Not long after he became governor of California in 1943, Warren laid down a rule: "I don't want to hear of any of my department heads refusing to hire anyone for reasons of race, color or creed." Among Warren's own appointments was Edwin L. Jefferson, the first Negro ever named to California's Superior Court. To each of the California legislative sessions, from 1945 through 1953, Warren proposed, in one form or another, a state agency to assure fair treatment of all races. The proposal was rejected each time, but Warren personally stuck to the stand he had taken as a candidate for Vice President in 1948: "We must insist upon one law for all men . . . Anything that divides us or limits the opportunities for full American citizenship is injurious to the welfare of all."
Last year Warren volunteered a view on a race problem when residents of an all-white neighborhood of South San Francisco forced a Chinese family to move out (TIME, Feb. 25, 1952). Warren wrote the family: "I am not at all proud of the action of the people in the neighborhood of your new home . . . I agree with you it is just such things that the Communists make much of in their effort to discredit our system."

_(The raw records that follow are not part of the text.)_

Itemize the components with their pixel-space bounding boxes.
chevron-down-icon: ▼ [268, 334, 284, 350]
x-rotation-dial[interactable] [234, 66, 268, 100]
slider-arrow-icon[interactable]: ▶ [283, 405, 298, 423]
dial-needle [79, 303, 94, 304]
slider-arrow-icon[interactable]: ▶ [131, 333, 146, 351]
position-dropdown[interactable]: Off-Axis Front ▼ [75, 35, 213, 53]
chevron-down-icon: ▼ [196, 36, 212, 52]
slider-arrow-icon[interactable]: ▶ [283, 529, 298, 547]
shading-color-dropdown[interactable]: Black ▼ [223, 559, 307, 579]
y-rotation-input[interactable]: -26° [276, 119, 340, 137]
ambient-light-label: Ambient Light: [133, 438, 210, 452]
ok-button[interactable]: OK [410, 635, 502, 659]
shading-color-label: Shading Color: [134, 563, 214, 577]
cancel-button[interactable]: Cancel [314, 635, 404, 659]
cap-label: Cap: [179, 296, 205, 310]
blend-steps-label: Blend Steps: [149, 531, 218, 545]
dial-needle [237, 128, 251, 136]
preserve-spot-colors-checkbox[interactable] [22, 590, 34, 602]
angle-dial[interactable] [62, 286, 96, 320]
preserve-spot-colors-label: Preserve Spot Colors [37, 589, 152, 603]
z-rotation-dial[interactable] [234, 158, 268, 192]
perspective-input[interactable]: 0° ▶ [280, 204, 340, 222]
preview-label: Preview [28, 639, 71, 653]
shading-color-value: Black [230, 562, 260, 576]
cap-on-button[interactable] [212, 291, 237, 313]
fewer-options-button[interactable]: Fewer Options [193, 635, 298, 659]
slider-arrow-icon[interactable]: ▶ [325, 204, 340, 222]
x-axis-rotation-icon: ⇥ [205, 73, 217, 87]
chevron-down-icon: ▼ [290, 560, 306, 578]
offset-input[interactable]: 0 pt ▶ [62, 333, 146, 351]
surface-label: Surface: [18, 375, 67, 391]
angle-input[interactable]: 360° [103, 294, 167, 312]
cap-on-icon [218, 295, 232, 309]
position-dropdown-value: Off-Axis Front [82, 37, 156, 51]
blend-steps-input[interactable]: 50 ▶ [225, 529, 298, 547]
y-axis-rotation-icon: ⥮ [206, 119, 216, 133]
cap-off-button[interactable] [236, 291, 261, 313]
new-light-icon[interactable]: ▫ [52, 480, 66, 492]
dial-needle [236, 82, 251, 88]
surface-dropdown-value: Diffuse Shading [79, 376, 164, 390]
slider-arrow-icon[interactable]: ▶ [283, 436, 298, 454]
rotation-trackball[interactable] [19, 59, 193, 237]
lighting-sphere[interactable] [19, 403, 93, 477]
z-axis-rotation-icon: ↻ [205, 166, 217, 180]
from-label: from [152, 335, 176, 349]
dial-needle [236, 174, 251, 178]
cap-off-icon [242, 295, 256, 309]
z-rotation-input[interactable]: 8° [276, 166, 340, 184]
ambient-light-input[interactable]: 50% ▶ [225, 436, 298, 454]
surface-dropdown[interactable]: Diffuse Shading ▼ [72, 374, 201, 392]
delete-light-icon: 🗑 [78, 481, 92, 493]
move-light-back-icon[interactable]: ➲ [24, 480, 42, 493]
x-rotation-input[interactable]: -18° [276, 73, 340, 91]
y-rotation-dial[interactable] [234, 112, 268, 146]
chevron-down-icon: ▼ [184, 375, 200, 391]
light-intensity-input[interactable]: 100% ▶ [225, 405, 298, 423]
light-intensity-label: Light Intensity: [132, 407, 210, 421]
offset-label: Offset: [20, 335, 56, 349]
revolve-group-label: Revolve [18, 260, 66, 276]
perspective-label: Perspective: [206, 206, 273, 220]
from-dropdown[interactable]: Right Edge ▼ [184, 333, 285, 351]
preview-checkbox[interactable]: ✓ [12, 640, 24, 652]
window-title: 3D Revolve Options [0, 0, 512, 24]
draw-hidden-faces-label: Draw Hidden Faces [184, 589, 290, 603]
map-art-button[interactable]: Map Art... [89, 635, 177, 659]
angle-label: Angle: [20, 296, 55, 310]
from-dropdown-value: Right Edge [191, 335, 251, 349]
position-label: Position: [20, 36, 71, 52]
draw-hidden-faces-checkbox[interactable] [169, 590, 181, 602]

A Sick Feeling. Earl Warren's own views on the race question do not necessarily indicate that he will vote to ban segregation in the schools. Some lawyers who are against segregation nevertheless maintain that each state should have the right to fix its own educational policies. In weighing such questions of law, Warren can call on wide experience as a prosecutor and administrator, but little background in private law practice, and no previous service on the bench. He was in private practice for just three years after he graduated from law school, and once admitted that court appearances terrified him. Said he: "I'd get on a streetcar, and I'd be so tense I would hope the car would be wrecked on the way to the courthouse."
Later, as a deputy city attorney for Oakland, deputy and district attorney for Alameda County (Oakland, Berkeley, Alameda) and attorney general of California, he showed no signs of terror in or out of court. He was a relentless prosecutor, convicted an average of 15 murderers a year, chased grafters out of office and into prison. But he drew no particular joy from his victories in criminal cases. Said he: "I never heard a jury bring in a verdict of guilty but that I felt sick at the pit of my stomach."